Quattro necrologi, quattro di numero. Uno della figlia, due di colleghi. Il quarto messaggio d'addio al poliziotto Antonio Pagnozzi porta firme che dicono qualcosa solo a chi conosce la storia degli anni terribili in cui il ragazzo di Cervinara iniziava la sua carriera nella Questura di Milano: è firmato da Gemma Capra e dai suoi figli, e ricorda «Antonio, amico leale e generoso del nostro Gigi». Gigi era Luigi Calabresi, commissario dell'ufficio politico, assassinato alle spalle da Lotta Continua in via Cherubini nel 1972. E Antonio era Antonio Pagnozzi, che visse affianco al collega il linciaggio mediatico di cui fu vittima, e che fu tra i primi ad accorrere in via Cherubini. Le foto dell'epoca lo mostrano attonito, insieme ai colleghi, davanti al sangue di Calabresi. Pagnozzi nei decenni successivi fece la storia della polizia milanese. Eppure ieri, nella chiesa di San Giovanni a Città Studi, a dargli l'addio sono in pochi. E dopo che la bara parte per Cervinara, uno dei presenti si sfoga: «È una vergogna che nessun rappresentante della polizia di Milano fosse presente. Eravamo in quattro, e tutti ex». Amarezza comprensibile. C'è il Covid, e bisogna evitare gli assembramenti, va bene. Ma invece dell'assembramento, in chiesa intorno al dottor Pagnozzi c'era quasi il deserto, come nella pagina dei necrologi.

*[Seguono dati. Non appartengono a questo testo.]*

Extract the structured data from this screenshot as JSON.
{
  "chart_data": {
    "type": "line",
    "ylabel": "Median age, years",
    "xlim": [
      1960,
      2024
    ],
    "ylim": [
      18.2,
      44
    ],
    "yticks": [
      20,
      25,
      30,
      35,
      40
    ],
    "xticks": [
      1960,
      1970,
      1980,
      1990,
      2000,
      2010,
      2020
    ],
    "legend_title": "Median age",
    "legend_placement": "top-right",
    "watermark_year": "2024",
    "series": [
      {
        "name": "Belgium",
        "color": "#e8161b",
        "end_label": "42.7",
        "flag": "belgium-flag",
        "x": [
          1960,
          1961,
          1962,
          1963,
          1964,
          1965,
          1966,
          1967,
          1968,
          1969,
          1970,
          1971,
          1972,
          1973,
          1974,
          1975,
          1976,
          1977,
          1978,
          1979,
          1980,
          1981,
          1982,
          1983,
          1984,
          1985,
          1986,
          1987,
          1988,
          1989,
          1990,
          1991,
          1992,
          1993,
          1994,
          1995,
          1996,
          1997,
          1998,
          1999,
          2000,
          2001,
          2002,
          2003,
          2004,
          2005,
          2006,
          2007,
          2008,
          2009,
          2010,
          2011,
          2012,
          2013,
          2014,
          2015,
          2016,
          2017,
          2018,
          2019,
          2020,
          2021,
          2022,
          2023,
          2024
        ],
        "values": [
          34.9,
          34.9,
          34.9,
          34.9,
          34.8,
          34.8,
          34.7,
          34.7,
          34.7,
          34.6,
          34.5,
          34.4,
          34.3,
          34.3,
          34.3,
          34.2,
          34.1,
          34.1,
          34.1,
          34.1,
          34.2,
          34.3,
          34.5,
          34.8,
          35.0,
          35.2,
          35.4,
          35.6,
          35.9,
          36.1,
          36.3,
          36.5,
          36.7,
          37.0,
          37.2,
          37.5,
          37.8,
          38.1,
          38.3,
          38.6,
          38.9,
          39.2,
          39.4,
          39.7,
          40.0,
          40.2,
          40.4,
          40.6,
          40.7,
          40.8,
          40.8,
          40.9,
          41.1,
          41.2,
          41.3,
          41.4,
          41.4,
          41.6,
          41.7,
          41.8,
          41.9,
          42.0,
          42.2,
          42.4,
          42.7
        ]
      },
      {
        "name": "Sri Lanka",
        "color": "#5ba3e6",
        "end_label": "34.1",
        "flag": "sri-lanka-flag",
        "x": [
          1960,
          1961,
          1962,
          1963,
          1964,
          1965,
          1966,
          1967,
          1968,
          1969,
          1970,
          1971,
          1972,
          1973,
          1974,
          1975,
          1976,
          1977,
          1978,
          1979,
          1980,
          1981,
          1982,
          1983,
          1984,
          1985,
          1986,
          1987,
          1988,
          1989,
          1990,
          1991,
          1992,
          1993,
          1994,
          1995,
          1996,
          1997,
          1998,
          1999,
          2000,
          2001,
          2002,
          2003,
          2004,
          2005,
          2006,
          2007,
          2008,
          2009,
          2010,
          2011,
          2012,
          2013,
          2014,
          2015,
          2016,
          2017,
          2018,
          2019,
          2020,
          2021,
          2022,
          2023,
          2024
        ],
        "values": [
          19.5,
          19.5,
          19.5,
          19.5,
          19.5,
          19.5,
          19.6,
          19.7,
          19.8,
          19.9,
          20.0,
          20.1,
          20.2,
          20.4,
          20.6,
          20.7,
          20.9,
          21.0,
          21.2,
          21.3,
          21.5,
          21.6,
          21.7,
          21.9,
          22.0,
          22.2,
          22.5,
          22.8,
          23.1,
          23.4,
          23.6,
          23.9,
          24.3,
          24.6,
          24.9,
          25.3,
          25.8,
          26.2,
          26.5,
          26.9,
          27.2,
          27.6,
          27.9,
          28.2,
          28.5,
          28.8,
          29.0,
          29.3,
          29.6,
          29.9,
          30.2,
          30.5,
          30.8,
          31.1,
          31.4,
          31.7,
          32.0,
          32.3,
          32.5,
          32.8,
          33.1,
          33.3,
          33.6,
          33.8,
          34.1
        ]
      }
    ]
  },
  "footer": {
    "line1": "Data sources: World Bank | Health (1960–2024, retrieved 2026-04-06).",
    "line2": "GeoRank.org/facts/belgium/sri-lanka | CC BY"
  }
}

Eppure quello che di buono si è fatto in questi anni a Milano nella lotta al crimine è figlio in parte dell'eredità di Pagnozzi, che si trovò a dirigere uno dopo l'altro i tre uffici più delicati mentre il mondo stava cambiando. Dirigeva la Digos quando la violenza terrorista appariva fuori controllo, comandò per dieci lunghi anni la Squadra Mobile nella fase rovente dell'Anonima Sequestri, approdò alla Criminalpol in tempo per combattere i clan del narcotraffico: e ogni volta seppe costringere quegli apparati a reinventarsi, a cambiare marcia. «Non bastava più - raccontò a Franco Presicci del Giorno, maestro di una generazione di neristi - intrufolare il poliziotto coraggioso e abile nei viluppi del malaffare, affidare un'indagine a un singolo investigatore. Bisognava creare un'équipe». Il lavoro di squadra costringeva a rivedere vecchi riti, a scrostare ruggini nelle modalità investigative. Funzionò. E anni dopo a Pagnozzi venivano ancora gli occhi lucidi quando ricordava gli ostaggi che era riuscito a riportare a casa, dopo averli ritrovati in condizioni pietose, ma vivi. Da Milano partì per una carriera di questore che a 62 anni lo avrebbe portato al punto più alto della sua carriera, la questura di Roma.
Ma non aveva mai dimenticato via Fatebenefratelli, la grande stanza al terzo piano, l'inflessibile appuntato Spina in anticamera, la processione dei cronisti. Pagnozzi amava Milano, anche se ieri non è stato ricambiato.